Research update: Increased muscle strength may help protect against osteoporosis regardless of gender and ethnicity

Nearly 10 million adults in the United States have osteoporosis – a condition where the bones have deteriorated to such a point that the person is at a significantly increased risk of fracture and mortality. Experts expect this number to increase by 30% by 2030. The estimated national cost of osteoporosis-related injury and treatment in 2008 was $22 billion. Due to the widespread impact of osteoporosis, we could all benefit from reducing the occurrence of this condition.

It is generally accepted that strength training can reduce a person’s risk of osteoporosis. However, the relationship between muscle strength, osteoporotic fracture, and ethnicity are unclear. A new study, published in September 2017, has now found that increased muscle strength is associated with reduced odds of developing osteoporosis across both genders and all ethnicities.

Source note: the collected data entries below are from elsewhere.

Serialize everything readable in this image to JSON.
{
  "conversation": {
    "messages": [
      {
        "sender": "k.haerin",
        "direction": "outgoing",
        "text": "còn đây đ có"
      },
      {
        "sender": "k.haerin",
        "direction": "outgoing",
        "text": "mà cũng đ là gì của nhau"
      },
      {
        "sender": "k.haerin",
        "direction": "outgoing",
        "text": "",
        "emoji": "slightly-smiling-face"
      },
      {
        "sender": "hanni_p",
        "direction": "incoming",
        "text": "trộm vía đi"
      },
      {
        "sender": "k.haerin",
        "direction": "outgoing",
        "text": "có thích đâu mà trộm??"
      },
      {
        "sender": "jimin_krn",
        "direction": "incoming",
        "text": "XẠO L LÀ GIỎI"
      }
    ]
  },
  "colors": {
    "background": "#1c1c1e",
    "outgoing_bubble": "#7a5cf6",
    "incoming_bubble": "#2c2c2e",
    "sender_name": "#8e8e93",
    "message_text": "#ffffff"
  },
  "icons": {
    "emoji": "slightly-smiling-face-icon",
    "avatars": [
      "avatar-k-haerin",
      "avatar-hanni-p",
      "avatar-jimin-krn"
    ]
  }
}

This means that all people can potentially benefit from regular strength training, especially as we age.

The Study

The new study, first published in September 2017 in the Journal of Strength & Conditioning Research, sought to determine (a) whether increased muscle strength was in fact associated with reduced odds of developing osteoporosis and (b) whether these odds differed based on ethnicity.

The researchers analyzed data obtained from nearly 3000 males and females ranging in age from about 46 to 70 years old and from across the United States using results from a 2013 and 2014 National Health and Nutrition Examination Survey (NHANES). Among other things, the NHANES measured handgrip strength and femoral neck density. Low handgrip strength is an accepted clinical biomarker of muscle weakness and is associated with low bone density. The femoral neck has served as a reference skeletal site for osteoporosis in many large, epidemiological studies.

The Results

The researchers adjusted for age, BMI, ethnicity, calcium intake, vitamin D intake, and supplement usage to improve validity of their statistical analysis. The researchers found that women and non-Hispanic Asian men had the highest odds of developing osteoporosis across gender and ethnicities. However, they also found that increased muscle strength was protective against osteoporosis for both genders and across all ethnicities. Specifically, for every 0.1 kg increase in hand grip strength, the odds of osteoporosis decreased by 6% for men and 10% for women.


One limitation recognized by the researchers is that, due to the cross-sectional design of the study, determining the direction of causation was difficult. In other words, does increased muscle strength cause less loss of bone density or vice versa? It is generally accepted that strength training does reduce the risk of osteoporosis, indicating that increasing muscle strength most likely does cause a decrease in loss of bone density.

Additionally, calcium and vitamin D intake were self-reported. A common issue with self-reported information is that it tends to be less accurate and this could have affected the statistical analysis. There were also a large number of participants who were excluded because of missing data for handgrip strength or femoral neck density.

Another limitation not mentioned by the researchers is that this study encompassed only a small snapshot of time and could therefore only definitively establish an association between increased muscle strength and reduced odds of osteoporosis. A longitudinal study looking at muscle strength and bone density over time (e.g., 10 years) could better establish a relationship between the two.


This study provides even more support for encouraging older adults to participate in regular strength training activities such as lifting weights. Mere weight-bearing activities like walking do not load the body enough to increase overall muscle strength. Resistance training programs that include proper progressions should be followed to reduce the risk of osteoporosis and preserve physical functioning as we age.